= Duncan Swift =

British jazz musician (1943–1997)

Duncan Swift (21 February 1943, Rotherham, Yorkshire - 8 August 1997 Bewdley, Worcestershire) was a British jazz musician and a practitioner of the stride piano performance style. He recorded two albums for Birmingham's Big Bear Records: Out Looking For The Lion, a reference to Willie "The Lion" Smith, and The Broadwood Concert, both recordings produced by his longtime friend Jim Simpson.

Duncan was a qualified classically trained musician and attained L.R.A.M., A.B.S.M., A.B.S.M. (Gen.Mus.) and G.B.S.M. (dist.). He taught music at Hagley RC Secondary School, Worcestershire, as Head of Music in the late 1960s and early 1970s. Also, he lectured at Kidderminster College of Further Education and later left teaching to join Kenny Ball's Jazz Men in 1977. He performed on television and radio in many different countries over the years.

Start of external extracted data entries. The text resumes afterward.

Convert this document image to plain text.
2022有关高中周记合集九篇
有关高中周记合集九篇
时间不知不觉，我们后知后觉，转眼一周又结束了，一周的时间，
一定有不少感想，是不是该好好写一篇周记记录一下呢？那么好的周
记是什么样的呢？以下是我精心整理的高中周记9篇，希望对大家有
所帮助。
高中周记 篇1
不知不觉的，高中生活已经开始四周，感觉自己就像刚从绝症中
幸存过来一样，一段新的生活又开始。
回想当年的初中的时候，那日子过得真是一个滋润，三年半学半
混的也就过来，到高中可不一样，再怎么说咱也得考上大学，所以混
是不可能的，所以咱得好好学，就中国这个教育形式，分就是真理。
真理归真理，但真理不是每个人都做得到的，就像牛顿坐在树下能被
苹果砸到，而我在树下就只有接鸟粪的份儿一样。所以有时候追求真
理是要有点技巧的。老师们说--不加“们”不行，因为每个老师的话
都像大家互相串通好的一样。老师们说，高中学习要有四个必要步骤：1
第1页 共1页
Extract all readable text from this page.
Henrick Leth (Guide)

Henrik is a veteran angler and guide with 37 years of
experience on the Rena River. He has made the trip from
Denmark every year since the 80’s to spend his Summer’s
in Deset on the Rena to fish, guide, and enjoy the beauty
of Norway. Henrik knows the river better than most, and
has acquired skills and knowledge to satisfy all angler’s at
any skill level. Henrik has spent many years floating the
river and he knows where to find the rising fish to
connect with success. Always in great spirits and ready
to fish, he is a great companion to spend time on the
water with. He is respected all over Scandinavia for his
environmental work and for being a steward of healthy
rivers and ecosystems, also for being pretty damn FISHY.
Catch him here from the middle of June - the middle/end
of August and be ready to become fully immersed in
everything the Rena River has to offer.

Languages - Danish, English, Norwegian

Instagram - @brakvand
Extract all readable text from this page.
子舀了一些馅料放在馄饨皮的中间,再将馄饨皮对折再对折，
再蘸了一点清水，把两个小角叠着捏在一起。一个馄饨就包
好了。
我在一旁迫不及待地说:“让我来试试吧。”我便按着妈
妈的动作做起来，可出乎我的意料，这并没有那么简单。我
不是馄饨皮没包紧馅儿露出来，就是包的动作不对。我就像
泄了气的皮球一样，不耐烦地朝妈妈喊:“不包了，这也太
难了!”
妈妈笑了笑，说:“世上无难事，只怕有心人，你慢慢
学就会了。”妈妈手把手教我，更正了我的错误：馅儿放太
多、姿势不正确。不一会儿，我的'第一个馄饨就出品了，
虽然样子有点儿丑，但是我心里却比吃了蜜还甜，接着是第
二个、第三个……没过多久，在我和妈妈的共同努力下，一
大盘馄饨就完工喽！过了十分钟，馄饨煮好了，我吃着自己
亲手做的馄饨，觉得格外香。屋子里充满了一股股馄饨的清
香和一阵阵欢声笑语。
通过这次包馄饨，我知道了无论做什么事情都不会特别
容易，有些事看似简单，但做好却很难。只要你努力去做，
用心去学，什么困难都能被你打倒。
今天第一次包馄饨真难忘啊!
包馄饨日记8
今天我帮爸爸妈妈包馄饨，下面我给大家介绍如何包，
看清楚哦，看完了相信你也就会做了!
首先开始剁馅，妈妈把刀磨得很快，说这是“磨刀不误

Duncan Swift also made many other recordings with fellow musicians during the course of his career. This includes a solo piano record for the Black Lion titled The Entertainer recorded in 1969. Also, a solo piano tape Tudor Blues performed on his own Bechstein Grand Piano at home in Bewdley. Later, he produced a CD called The Key of D is Daffodill Yellow in 1992 which was recorded at William Bird's 'The Piano Salon' at Avening Recording Studio for Duncan Swift's Records. It was his wish to record another CD in the mid 1990s but he became ill and died before he could fulfil it.

He is survived by his wife and daughter.